Je vous vois sceptiques. Vous me regardez avec un air bizarre(6).

Attends, ça marche vraiment ton truc ?

— Vous

Oui. Ça marche. Mathématiquement, en tout cas. Physiquement, évidemment, ça pose un petit problème. En effet, au début on a un petit pain, à la fin on a deux petits pains. On a donc créé de la matière. Oups.
Bon, mais alors, il est où le problème ? Ben c'est-à-dire que nous, on travaille sur des objets mathématiques, qui ont bien un volume, mais comment définir la quantité de matière d'une boule qui a une infinité de points ? Mathématiquement, il n'existe pas de principe de conservation de la matière, puisqu'il n'y a pas de matière. Hop. Ça c'est réglé.
Oui. Mais. Ça fait pas nos affaires. On a toujours un truc dans le coin de notre tête qui nous titille. En effet, on a bel et bien créé du volume, et ce, seulement en déplaçant des parties de boule. C'est bizarre. Un déplacement, en mathématiques comme dans la vraie vie, c'est une fonction qui ne modifie pas le volume… on a donc créé du volume sans modifier le volume.
J'entends d'ici votre cerveau faire argl.
Ne vous inquiétez pas, la résolution de ce paradoxe est simple : en effet, vous relirez cet article, et vous constaterez que j'ai jamais dit que les morceaux qu'on découpait avaient un volume. Indépendamment, les parties de la boule ne sont en vérité pas mesurables, et ce, même si recomposées elle forment un volume très classique. N'essayez même pas d'imaginer à quoi ces parties peuvent ressembler. Elles ne ressemblent à rien. Elles n'ont pas de volume, pas de forme, elles sont abstraites. Mais mathématiquement, elles existent. Vous êtes encore là ?

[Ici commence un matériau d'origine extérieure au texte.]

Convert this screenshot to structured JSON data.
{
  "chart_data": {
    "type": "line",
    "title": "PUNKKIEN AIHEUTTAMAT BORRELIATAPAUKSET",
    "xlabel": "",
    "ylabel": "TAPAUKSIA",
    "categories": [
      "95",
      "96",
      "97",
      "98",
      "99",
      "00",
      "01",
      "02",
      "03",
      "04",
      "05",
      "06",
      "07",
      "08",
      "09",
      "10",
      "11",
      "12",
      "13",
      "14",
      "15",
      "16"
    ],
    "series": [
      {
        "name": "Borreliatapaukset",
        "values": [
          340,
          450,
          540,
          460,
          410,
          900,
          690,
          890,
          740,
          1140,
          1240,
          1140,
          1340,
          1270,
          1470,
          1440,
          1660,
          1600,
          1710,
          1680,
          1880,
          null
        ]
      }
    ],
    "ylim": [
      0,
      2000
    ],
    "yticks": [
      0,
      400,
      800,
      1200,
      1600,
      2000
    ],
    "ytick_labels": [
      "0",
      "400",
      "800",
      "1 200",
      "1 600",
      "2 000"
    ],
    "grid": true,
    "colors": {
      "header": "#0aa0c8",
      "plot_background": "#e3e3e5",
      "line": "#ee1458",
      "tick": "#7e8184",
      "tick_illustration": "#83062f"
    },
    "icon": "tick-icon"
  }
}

Ah, oui, vous revoilà, avec vos gros sabots :

Ouais, d'accord, si tu veux. Mais ça sert à quoi ton truc ?

— Encore vous

Un physicien vous dira tout de suite que ça ne sert à rien. Aucune réalité physique, complètement abstrait, c'est inutile. Un philosophe vous dira que cela montre les limites de notre intuition, et de nos capacités d'abstraction. Enfin, un mathématicien pointera du doigt l'utilisation de l'axiome du choix.
Ce résultat est un bel exemple du genre de problèmes que pose cet axiome. On a ici une démonstration qui tient la route, mais qui nous semble tout à fait contre-intuitive. Un paradoxe(7). Si vous deviez ne retenir qu'une seule chose de cet article, la voilà : l'axiome du choix, bien que très pratique, implique plein de propriétés paradoxales, comme celle-ci.

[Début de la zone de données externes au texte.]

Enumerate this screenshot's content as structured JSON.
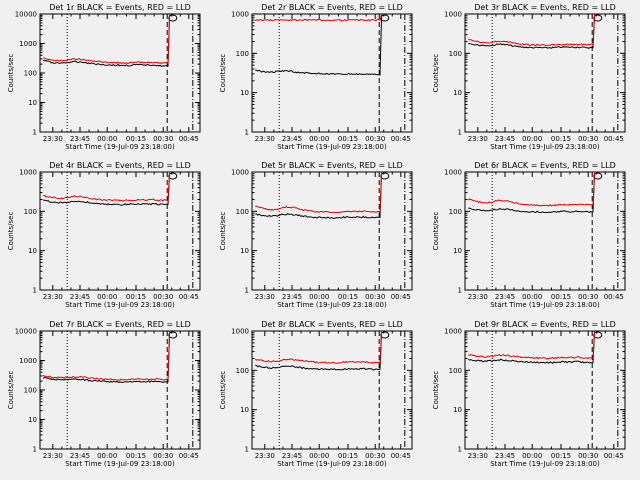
{
  "chart_data": [
    {
      "type": "line",
      "title": "Det 1r BLACK = Events, RED = LLD",
      "xlabel": "Start Time (19-Jul-09 23:18:00)",
      "ylabel": "Counts/sec",
      "yscale": "log",
      "ylim": [
        1,
        10000
      ],
      "yticks": [
        "1",
        "10",
        "100",
        "1000",
        "10000"
      ],
      "xticks": [
        "23:30",
        "23:45",
        "00:00",
        "00:15",
        "00:30",
        "00:45"
      ],
      "series": [
        {
          "name": "Events",
          "values": [
            270,
            230,
            215,
            225,
            240,
            235,
            215,
            200,
            190,
            185,
            180,
            180,
            190,
            185,
            190,
            175,
            172,
            20000
          ]
        },
        {
          "name": "LLD",
          "values": [
            330,
            280,
            260,
            270,
            300,
            290,
            260,
            245,
            235,
            225,
            220,
            220,
            228,
            225,
            230,
            215,
            215,
            20000
          ]
        }
      ]
    },
    {
      "type": "line",
      "title": "Det 2r BLACK = Events, RED = LLD",
      "xlabel": "Start Time (19-Jul-09 23:18:00)",
      "ylabel": "Counts/sec",
      "yscale": "log",
      "ylim": [
        1,
        1000
      ],
      "yticks": [
        "1",
        "10",
        "100",
        "1000"
      ],
      "xticks": [
        "23:30",
        "23:45",
        "00:00",
        "00:15",
        "00:30",
        "00:45"
      ],
      "series": [
        {
          "name": "Events",
          "values": [
            38,
            34,
            33,
            35,
            36,
            34,
            32,
            31,
            31,
            30,
            30,
            29,
            30,
            29,
            30,
            29,
            28,
            2000
          ]
        },
        {
          "name": "LLD",
          "values": [
            700,
            700,
            700,
            700,
            700,
            700,
            700,
            700,
            700,
            700,
            700,
            700,
            700,
            700,
            700,
            700,
            700,
            2000
          ]
        }
      ]
    },
    {
      "type": "line",
      "title": "Det 3r BLACK = Events, RED = LLD",
      "xlabel": "Start Time (19-Jul-09 23:18:00)",
      "ylabel": "Counts/sec",
      "yscale": "log",
      "ylim": [
        1,
        1000
      ],
      "yticks": [
        "1",
        "10",
        "100",
        "1000"
      ],
      "xticks": [
        "23:30",
        "23:45",
        "00:00",
        "00:15",
        "00:30",
        "00:45"
      ],
      "series": [
        {
          "name": "Events",
          "values": [
            180,
            165,
            155,
            160,
            170,
            165,
            150,
            145,
            140,
            140,
            138,
            140,
            145,
            143,
            145,
            140,
            140,
            2000
          ]
        },
        {
          "name": "LLD",
          "values": [
            220,
            200,
            185,
            190,
            205,
            200,
            180,
            170,
            165,
            165,
            160,
            165,
            170,
            168,
            170,
            165,
            165,
            2000
          ]
        }
      ]
    },
    {
      "type": "line",
      "title": "Det 4r BLACK = Events, RED = LLD",
      "xlabel": "Start Time (19-Jul-09 23:18:00)",
      "ylabel": "Counts/sec",
      "yscale": "log",
      "ylim": [
        1,
        1000
      ],
      "yticks": [
        "1",
        "10",
        "100",
        "1000"
      ],
      "xticks": [
        "23:30",
        "23:45",
        "00:00",
        "00:15",
        "00:30",
        "00:45"
      ],
      "series": [
        {
          "name": "Events",
          "values": [
            190,
            175,
            165,
            170,
            180,
            175,
            165,
            155,
            150,
            150,
            148,
            150,
            155,
            153,
            155,
            150,
            150,
            2000
          ]
        },
        {
          "name": "LLD",
          "values": [
            250,
            230,
            215,
            220,
            240,
            235,
            215,
            200,
            195,
            190,
            185,
            190,
            198,
            195,
            200,
            190,
            190,
            2000
          ]
        }
      ]
    },
    {
      "type": "line",
      "title": "Det 5r BLACK = Events, RED = LLD",
      "xlabel": "Start Time (19-Jul-09 23:18:00)",
      "ylabel": "Counts/sec",
      "yscale": "log",
      "ylim": [
        1,
        1000
      ],
      "yticks": [
        "1",
        "10",
        "100",
        "1000"
      ],
      "xticks": [
        "23:30",
        "23:45",
        "00:00",
        "00:15",
        "00:30",
        "00:45"
      ],
      "series": [
        {
          "name": "Events",
          "values": [
            85,
            78,
            75,
            78,
            85,
            82,
            75,
            72,
            70,
            70,
            68,
            70,
            72,
            71,
            72,
            70,
            70,
            2000
          ]
        },
        {
          "name": "LLD",
          "values": [
            135,
            118,
            108,
            115,
            130,
            125,
            110,
            102,
            98,
            96,
            94,
            96,
            100,
            98,
            100,
            97,
            96,
            2000
          ]
        }
      ]
    },
    {
      "type": "line",
      "title": "Det 6r BLACK = Events, RED = LLD",
      "xlabel": "Start Time (19-Jul-09 23:18:00)",
      "ylabel": "Counts/sec",
      "yscale": "log",
      "ylim": [
        1,
        1000
      ],
      "yticks": [
        "1",
        "10",
        "100",
        "1000"
      ],
      "xticks": [
        "23:30",
        "23:45",
        "00:00",
        "00:15",
        "00:30",
        "00:45"
      ],
      "series": [
        {
          "name": "Events",
          "values": [
            120,
            110,
            105,
            108,
            115,
            112,
            105,
            100,
            98,
            97,
            96,
            97,
            100,
            99,
            100,
            97,
            97,
            2000
          ]
        },
        {
          "name": "LLD",
          "values": [
            200,
            180,
            165,
            170,
            190,
            185,
            165,
            150,
            145,
            142,
            140,
            143,
            148,
            146,
            150,
            145,
            145,
            2000
          ]
        }
      ]
    },
    {
      "type": "line",
      "title": "Det 7r BLACK = Events, RED = LLD",
      "xlabel": "Start Time (19-Jul-09 23:18:00)",
      "ylabel": "Counts/sec",
      "yscale": "log",
      "ylim": [
        1,
        10000
      ],
      "yticks": [
        "1",
        "10",
        "100",
        "1000",
        "10000"
      ],
      "xticks": [
        "23:30",
        "23:45",
        "00:00",
        "00:15",
        "00:30",
        "00:45"
      ],
      "series": [
        {
          "name": "Events",
          "values": [
            260,
            235,
            220,
            220,
            230,
            225,
            210,
            200,
            195,
            190,
            188,
            190,
            195,
            193,
            195,
            190,
            190,
            20000
          ]
        },
        {
          "name": "LLD",
          "values": [
            310,
            280,
            260,
            265,
            280,
            275,
            255,
            240,
            232,
            228,
            225,
            228,
            235,
            232,
            235,
            228,
            228,
            20000
          ]
        }
      ]
    },
    {
      "type": "line",
      "title": "Det 8r BLACK = Events, RED = LLD",
      "xlabel": "Start Time (19-Jul-09 23:18:00)",
      "ylabel": "Counts/sec",
      "yscale": "log",
      "ylim": [
        1,
        1000
      ],
      "yticks": [
        "1",
        "10",
        "100",
        "1000"
      ],
      "xticks": [
        "23:30",
        "23:45",
        "00:00",
        "00:15",
        "00:30",
        "00:45"
      ],
      "series": [
        {
          "name": "Events",
          "values": [
            130,
            120,
            115,
            118,
            128,
            125,
            115,
            110,
            108,
            106,
            105,
            106,
            110,
            108,
            110,
            106,
            106,
            2000
          ]
        },
        {
          "name": "LLD",
          "values": [
            190,
            175,
            168,
            172,
            190,
            185,
            172,
            165,
            160,
            158,
            156,
            158,
            165,
            162,
            165,
            158,
            158,
            2000
          ]
        }
      ]
    },
    {
      "type": "line",
      "title": "Det 9r BLACK = Events, RED = LLD",
      "xlabel": "Start Time (19-Jul-09 23:18:00)",
      "ylabel": "Counts/sec",
      "yscale": "log",
      "ylim": [
        1,
        1000
      ],
      "yticks": [
        "1",
        "10",
        "100",
        "1000"
      ],
      "xticks": [
        "23:30",
        "23:45",
        "00:00",
        "00:15",
        "00:30",
        "00:45"
      ],
      "series": [
        {
          "name": "Events",
          "values": [
            190,
            178,
            170,
            175,
            185,
            180,
            170,
            165,
            160,
            158,
            156,
            158,
            165,
            162,
            165,
            158,
            158,
            2000
          ]
        },
        {
          "name": "LLD",
          "values": [
            250,
            230,
            220,
            225,
            245,
            240,
            225,
            215,
            210,
            205,
            202,
            205,
            215,
            210,
            215,
            205,
            205,
            2000
          ]
        }
      ]
    }
  ]
}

On peut donc en conclure que Jésus était vraiment très en avance sur son temps, et avait simplement pris l'axiome du choix(8) comme parole d'évangile, 19 siècles avant que Monsieur Zermelo ne l'énonce. Ah là là. Sacré Jésus.

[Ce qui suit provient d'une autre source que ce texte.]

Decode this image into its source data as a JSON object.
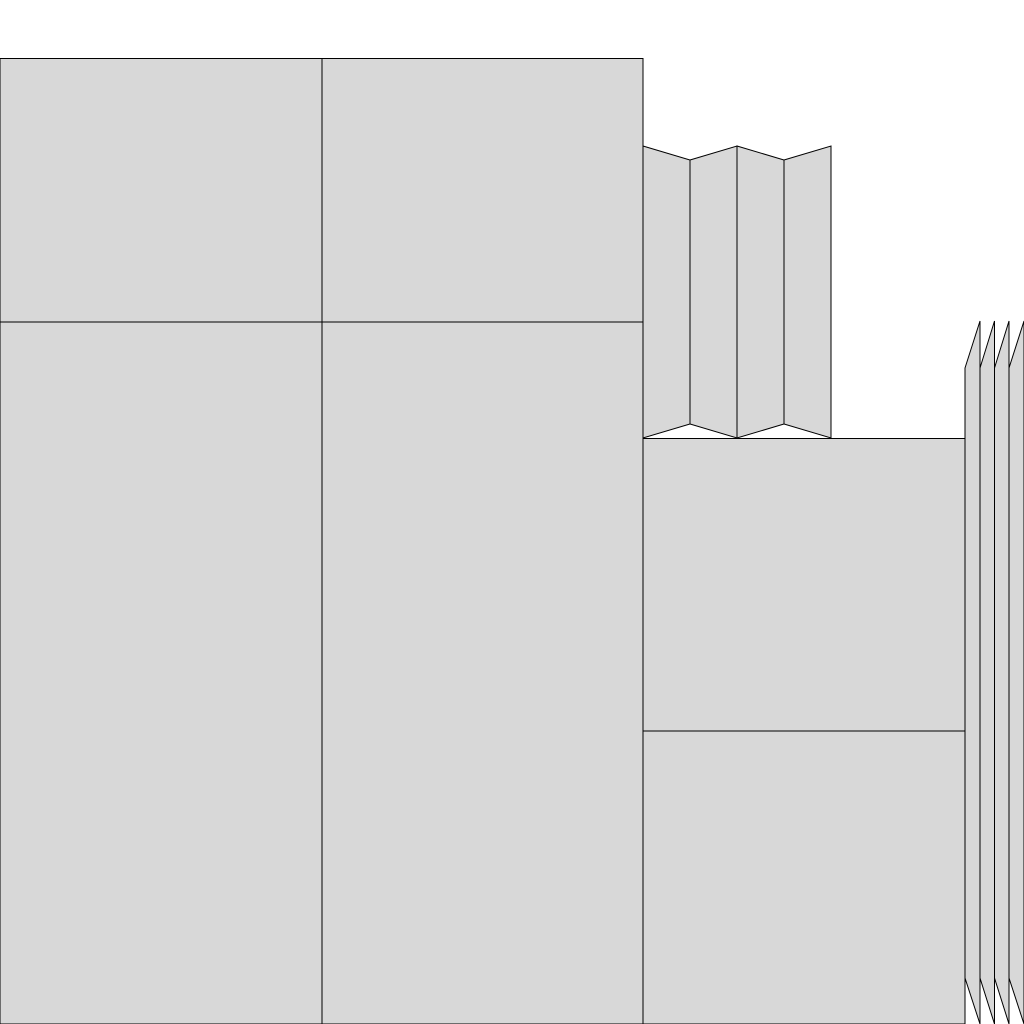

  1. (1) Késaco ? R-espace vectoriel ? Bon, ne vous torturez pas trop, dites-vous simplement qu'on travaille dans « l'espace 3D », tel qu'il est représenté en mathématiques.
  2. (2) Késaco ? Norme canonique ? Bon, ne vous torturez pas trop, dites-vous simplement qu'on travaille avec des mesures de longueur qui sont celles que l'on utilise dans la vie de tous les jours.
  3. (3) Késaco ? Axiome du choix ? Bon, ne vous torturez pas trop, dites-vous simplement que grâce à ça on peut choisir un élément dans un ensemble, même dans un ensemble infini, ou même dans une infinité d'ensemble infinis. Il faut pas croire, cet axiome, qui paraît très simple, implique des tas de choses très paradoxales, et il est la source de ce paradoxe.
  4. (4) Késaco ? Borné et non-vide ? Bon, ne vous torturez pas trop, dites-vous simplement que ça veut dire qu'un petit pain a un volume normal.
  5. (5) Je ne vous le ferai pas ici, unzio parce que c'est long et pas si intéressant que ça, deuzio parce que la démonstration complète fait partie de mes sources, et se trouve donc en bas de l'article.
  6. (6) Ou Carabaffe si vous préférez le type eau.
  7. (7) Au sens grec du terme, « contraire à l'opinion commune ».
  8. (8)

    J'ai beaucoup parlé de cet axiome. Il est fort probable que j'y consacre un omnilogisme très prochainement.
    — Eh, dis voir, tu nous l'as déjà fait le coup de l'omnilogisme à paraître, on attend toujours ton article sur le bépo.
    — Décidément, vous intervîntes à de nombreuses reprises au cours de ce texte. Et puis vous chipotez, cela ne fait que deux ans que je vous fais poireauter. Je peux d'ores et déjà vous donner une date : mon prochain papier sera publié pour les calendes grecques.